Using the animal models described above, we analyzed the effects of CS on the progression of periodontitis. Previous studies have suggested that chronic stress may have a net negative effect on the immunological response of the body, leading to an imbalance between hosts and parasites and resulting in further periodontal breakdown.27, 28 Several studies have investigated the possible relationship between psychological stress and periodontitis in rats and have suggested that stress may play a role in the development of periodontal disease.29, 30 In the present study, we showed that CS applied over a period of 4 weeks accelerates the progression of ligature-induced periodontitis, as shown by clinical indications, histological changes and radiographic examination. CS in conjunction with periodontitis also increased serum levels of IL-1β, IL-6 and IL-8 and increased the expression of TLR4 in periodontal tissue. However, no significant differences were observed in the structure of the periodontal tissues between the group undergoing only the CS treatment and the control group. These results indicate that CS alone does not induce any significant changes in periodontal tissues, but that it can significantly accelerate the pathological progression of existing periodontal inflammation and result in the accelerated degradation of periodontal tissues.
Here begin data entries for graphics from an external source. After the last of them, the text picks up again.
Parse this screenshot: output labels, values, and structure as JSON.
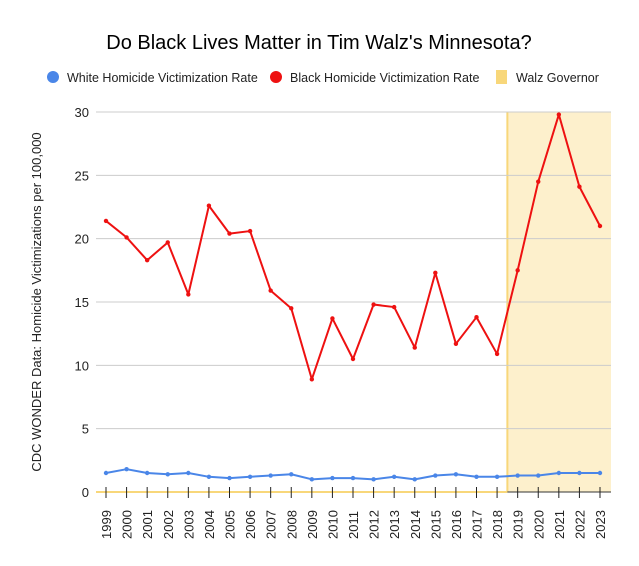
{
  "chart_data": {
    "type": "line",
    "title": "Do Black Lives Matter in Tim Walz's Minnesota?",
    "xlabel": "",
    "ylabel": "CDC WONDER Data: Homicide Victimizations per 100,000",
    "ylim": [
      0,
      30
    ],
    "yticks": [
      0,
      5,
      10,
      15,
      20,
      25,
      30
    ],
    "grid": true,
    "legend_position": "top",
    "x": [
      "1999",
      "2000",
      "2001",
      "2002",
      "2003",
      "2004",
      "2005",
      "2006",
      "2007",
      "2008",
      "2009",
      "2010",
      "2011",
      "2012",
      "2013",
      "2014",
      "2015",
      "2016",
      "2017",
      "2018",
      "2019",
      "2020",
      "2021",
      "2022",
      "2023"
    ],
    "series": [
      {
        "name": "White Homicide Victimization Rate",
        "color": "#4a86e8",
        "values": [
          1.5,
          1.8,
          1.5,
          1.4,
          1.5,
          1.2,
          1.1,
          1.2,
          1.3,
          1.4,
          1.0,
          1.1,
          1.1,
          1.0,
          1.2,
          1.0,
          1.3,
          1.4,
          1.2,
          1.2,
          1.3,
          1.3,
          1.5,
          1.5,
          1.5
        ]
      },
      {
        "name": "Black Homicide Victimization Rate",
        "color": "#ee1111",
        "values": [
          21.4,
          20.1,
          18.3,
          19.7,
          15.6,
          22.6,
          20.4,
          20.6,
          15.9,
          14.5,
          8.9,
          13.7,
          10.5,
          14.8,
          14.6,
          11.4,
          17.3,
          11.7,
          13.8,
          10.9,
          17.5,
          24.5,
          29.8,
          24.1,
          21.0
        ]
      }
    ],
    "shaded_region": {
      "name": "Walz Governor",
      "color": "#fdf0cc",
      "border_color": "#f8d77a",
      "start": "2018.5",
      "end": "2023"
    }
  }
}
GR-α is the predominant isoform of glucocorticoid receptors to which glucocorticoids bind to exert anti-inflammatory and immunosuppressive actions. GR-α expression has been measured in a number of inflammatory disorders and may play a major role in the impaired inflammation response associated with these diseases.31, 32 More importantly, recent studies have shown that impaired HPA axis activity may be associated with glucocorticoid resistance.20 In this study, the GR-α expression was significantly downregulated in the animals that received CS treatment. Further analysis of the mechanisms responsible for this response show that GR-α siRNA administration significantly enhanced Akt phosphorylation and thus promoted TLR4 transcription. GR-α silencing also promoted LPS-induced NF-κB activation and increased the secretion of IL-1β, IL-6 and IL-8. GR-α overexpression markedly decreased the changes brought about by LPS. Interestingly, we found that CS accelerated the inflammatory reaction only under conditions where periodontitis was present and did not induce inflammatory reactions under other conditions. This may because of the fact that balance of the immune system is more easily disrupted when disease is present, or there may be other pathways that take part in the GR-α-mediated phosphorylation of Akt. These possibilities will be further investigated in our future studies.
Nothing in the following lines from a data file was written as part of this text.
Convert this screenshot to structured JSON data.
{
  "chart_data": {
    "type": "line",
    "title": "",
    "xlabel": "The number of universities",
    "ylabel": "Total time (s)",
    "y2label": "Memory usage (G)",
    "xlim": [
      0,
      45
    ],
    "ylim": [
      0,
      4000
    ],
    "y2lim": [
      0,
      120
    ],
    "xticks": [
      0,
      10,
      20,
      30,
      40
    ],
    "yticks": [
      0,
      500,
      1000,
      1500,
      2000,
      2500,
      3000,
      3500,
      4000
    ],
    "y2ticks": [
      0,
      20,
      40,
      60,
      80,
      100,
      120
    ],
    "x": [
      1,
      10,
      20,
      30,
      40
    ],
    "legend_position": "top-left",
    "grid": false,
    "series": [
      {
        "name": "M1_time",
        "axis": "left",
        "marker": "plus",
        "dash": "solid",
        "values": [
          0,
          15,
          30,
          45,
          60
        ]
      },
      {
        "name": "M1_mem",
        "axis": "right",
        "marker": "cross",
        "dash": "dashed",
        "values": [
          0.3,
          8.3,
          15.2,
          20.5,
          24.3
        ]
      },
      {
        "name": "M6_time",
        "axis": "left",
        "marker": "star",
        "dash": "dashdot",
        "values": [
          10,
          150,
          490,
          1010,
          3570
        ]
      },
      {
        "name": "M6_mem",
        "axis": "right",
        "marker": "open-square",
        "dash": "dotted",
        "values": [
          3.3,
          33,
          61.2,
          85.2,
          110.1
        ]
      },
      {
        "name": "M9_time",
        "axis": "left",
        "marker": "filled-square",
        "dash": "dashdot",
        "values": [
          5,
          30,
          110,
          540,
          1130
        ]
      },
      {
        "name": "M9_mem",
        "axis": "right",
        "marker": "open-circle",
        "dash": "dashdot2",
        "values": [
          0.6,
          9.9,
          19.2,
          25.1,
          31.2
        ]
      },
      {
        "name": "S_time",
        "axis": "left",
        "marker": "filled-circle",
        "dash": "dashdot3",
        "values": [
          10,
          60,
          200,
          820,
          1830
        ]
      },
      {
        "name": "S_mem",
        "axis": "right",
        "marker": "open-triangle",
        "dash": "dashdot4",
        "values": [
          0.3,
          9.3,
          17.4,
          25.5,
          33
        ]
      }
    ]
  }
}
In conclusion, the present study demonstrated a more effective animal model for studying periodontal disease in association with chronic stress and confirmed that CS treatment accelerates the inflammatory response and tooth damage cause by periodontitis. Analysis of the mechanism responsible for this response showed that CS may accelerate the progression of periodontitis through effects on GR-α signaling pathways. Thus, our study provides novel insight into the mechanism by which CS accelerates the pathological progression of periodontitis and may facilitate the development of a therapeutic strategy, such as GR-α-regulating drugs for patients with both CS and periodontal disease.